Cross-platform UI written in C++ and Qt5

• Modern, dark theme based on Dracula
• Multi-operator session graph and session table views with live agent state
• Payload builder dialog with profile-driven defaults
• Sleep obfuscation option selectability — invalid combinations (e.g. JmpGadget or Stack Duplication with non-timer techniques) are automatically disabled in the builder
• Task queue management commands: task list, task clear, task cancel <id|all>
• TaskID injected into all console output messages so operators can correlate output to specific queued tasks
• File browser, process list, loot vault, and credential manager widgets
• Script manager with Python API integration
• Connect dialog with saved profile support

Written in Go

• Multiplayer with WebSocket-based client connections
• Payload generation (exe / shellcode / DLL / service exe)
• HTTP/HTTPS listeners with malleable profile support
• SMB pivot listener (parent → child relay over named pipes)
• External C2 endpoint for third-party agents
• Customizable C2 profiles via YAOTL (HCL-based) with full spec test suite
• SQLite persistence layer for agent sessions, tasks, and credentials
• Discord webhook integration for new-agent notifications
• RSA-2048-OAEP-SHA256 session key wrapping for the registration packet (HVC-005)
• Per-request random AES-256-CTR IV for every beacon packet (HVC-004)
• HMAC-SHA256 encrypt-then-MAC authentication on all post-registration traffic (HVC-006)
• LZNT1 payload compression for large beacon responses (HVC-007)
• XOR-masked outer wire header — eliminates the static 0xDEADBEEF magic-value signature (HVC-003)
• Base64-encoded HTTP request and response bodies (HVC-002)
• SMB pipe framing obfuscation — XOR-masks the [DemonID][PkgSize] header on parent↔child pipes (HVC-008)
• Removed X-Havoc: true response header that previously fingerprinted the teamserver (HVC-001)
• Mutex-protected agent job queue and task list (data-race fix, ISSUE-1)
• SMB packet fragmentation — large responses (>64 KB) are split into DEMON_PACKAGE_FRAGMENT chunks and reassembled server-side (ISSUE-5)
• HTTP beacon stability fixes for retransmission, HMAC handling on reconnect, and AES-CTR counter reuse (BUGFIX-004)
• SMB pivot stability fixes for package leaks, error masking, NULL allocation, and PIPE_BUFFER_MAX overflow (BUGFIX-003)

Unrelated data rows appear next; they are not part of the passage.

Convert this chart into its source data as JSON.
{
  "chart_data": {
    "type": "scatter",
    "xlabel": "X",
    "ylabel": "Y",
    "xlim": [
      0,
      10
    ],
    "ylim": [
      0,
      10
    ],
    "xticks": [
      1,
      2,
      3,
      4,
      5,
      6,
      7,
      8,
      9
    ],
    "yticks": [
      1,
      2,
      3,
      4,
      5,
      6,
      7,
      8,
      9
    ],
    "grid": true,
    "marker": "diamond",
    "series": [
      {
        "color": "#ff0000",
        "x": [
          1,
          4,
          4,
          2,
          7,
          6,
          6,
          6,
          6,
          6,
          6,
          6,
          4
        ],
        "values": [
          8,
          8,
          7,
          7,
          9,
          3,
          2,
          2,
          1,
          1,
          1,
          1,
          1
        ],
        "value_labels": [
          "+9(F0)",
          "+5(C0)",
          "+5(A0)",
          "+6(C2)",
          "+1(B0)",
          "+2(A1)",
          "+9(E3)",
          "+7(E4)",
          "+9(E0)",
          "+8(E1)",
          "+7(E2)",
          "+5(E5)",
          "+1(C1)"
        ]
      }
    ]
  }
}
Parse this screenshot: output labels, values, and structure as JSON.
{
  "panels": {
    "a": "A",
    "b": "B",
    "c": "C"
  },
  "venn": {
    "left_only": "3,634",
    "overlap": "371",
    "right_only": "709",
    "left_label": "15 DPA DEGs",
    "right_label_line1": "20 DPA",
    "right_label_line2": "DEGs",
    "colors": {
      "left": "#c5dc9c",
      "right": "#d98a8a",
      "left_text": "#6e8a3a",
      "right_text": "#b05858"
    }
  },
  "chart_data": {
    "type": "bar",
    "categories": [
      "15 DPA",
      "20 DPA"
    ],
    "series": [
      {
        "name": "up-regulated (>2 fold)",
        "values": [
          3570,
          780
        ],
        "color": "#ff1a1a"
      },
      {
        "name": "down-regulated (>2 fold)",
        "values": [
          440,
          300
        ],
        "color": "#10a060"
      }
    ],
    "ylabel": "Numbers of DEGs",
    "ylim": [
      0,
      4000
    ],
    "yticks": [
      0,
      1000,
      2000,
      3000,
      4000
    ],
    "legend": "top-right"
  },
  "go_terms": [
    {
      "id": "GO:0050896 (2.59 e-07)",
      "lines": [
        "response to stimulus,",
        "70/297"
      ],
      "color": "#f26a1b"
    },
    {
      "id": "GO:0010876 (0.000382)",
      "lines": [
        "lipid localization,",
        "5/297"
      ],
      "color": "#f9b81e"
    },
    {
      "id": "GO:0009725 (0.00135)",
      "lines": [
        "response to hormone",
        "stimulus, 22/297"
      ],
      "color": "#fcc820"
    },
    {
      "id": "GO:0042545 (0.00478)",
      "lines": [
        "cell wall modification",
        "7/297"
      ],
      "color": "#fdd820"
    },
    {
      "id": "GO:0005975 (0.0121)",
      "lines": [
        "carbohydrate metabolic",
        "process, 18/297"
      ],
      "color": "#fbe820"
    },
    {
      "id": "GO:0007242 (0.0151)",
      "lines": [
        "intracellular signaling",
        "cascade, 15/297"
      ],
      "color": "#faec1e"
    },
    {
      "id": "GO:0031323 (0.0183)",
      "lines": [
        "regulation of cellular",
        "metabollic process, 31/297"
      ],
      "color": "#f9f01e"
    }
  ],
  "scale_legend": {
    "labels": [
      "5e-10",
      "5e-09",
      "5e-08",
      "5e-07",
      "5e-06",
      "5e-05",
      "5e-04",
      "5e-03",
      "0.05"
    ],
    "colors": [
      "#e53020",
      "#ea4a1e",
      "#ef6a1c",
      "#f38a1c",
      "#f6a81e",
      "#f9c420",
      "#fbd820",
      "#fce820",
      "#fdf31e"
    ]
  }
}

Havoc's flagship agent written in C and x86/x64 ASM

• Sleep obfuscation via Ekko, Zilean, or FOLIAGE
• Sleep obfuscation source split into per-technique files (ObfTimer.c, ObfFoliage.c) with compile-time SLEEPOBF_USE_TIMER / SLEEPOBF_USE_FOLIAGE guards — only the selected technique is compiled into the binary
• Sleep jump gadget bypass: jmp rax and jmp [rbx] ROP-chain dispatch (Ekko/Zilean)
• x64 return address spoofing during indirect syscalls
• Indirect syscalls for Nt* APIs with dynamically resolved SSNs
• SMB transport for child agents over named pipes
• Token vault and impersonation primitives
• Kerberos authentication support
• Hardware-breakpoint-based AMSI / ETW patching (HwBpEngine)
• Proxy library loading via RtlRegisterWait / RtlCreateTimer / RtlQueueWorkItem
• Stack duplication / call-stack spoofing during sleep
• BOF (Beacon Object File) loader and inline .NET assembly execution
• Per-process AES-256-CTR session encryption with embedded key material
• Pure-C SHA-256 + HMAC-SHA-256 implementation (no CRT, no BCrypt dependency)
• LZNT1 compression of large response payloads via RtlCompressBuffer
• Spinlock-protected Instance->Packages linked list (data-race fix, ISSUE-2)
• mingw-w64 v15 / GCC 14+ compilation compatibility (MINGW-COMPAT)
• Hardware breakpoint engine fixes: thread handle leaks, NULL guards, parameter handling (HVC-009)
• Working-hours scheduling and kill-date enforcement

• External C2
• Custom Agent Support
  • Talon
• Python API
• Modules

You can join the official Havoc Discord to chat with the community!

Please do not open any issues regarding detection.

The Havoc Framework hasn't been developed to be evasive. Rather it has been designed to be as malleable & modular as possible. Giving the operator the capability to add custom features or modules that evades their targets detection system.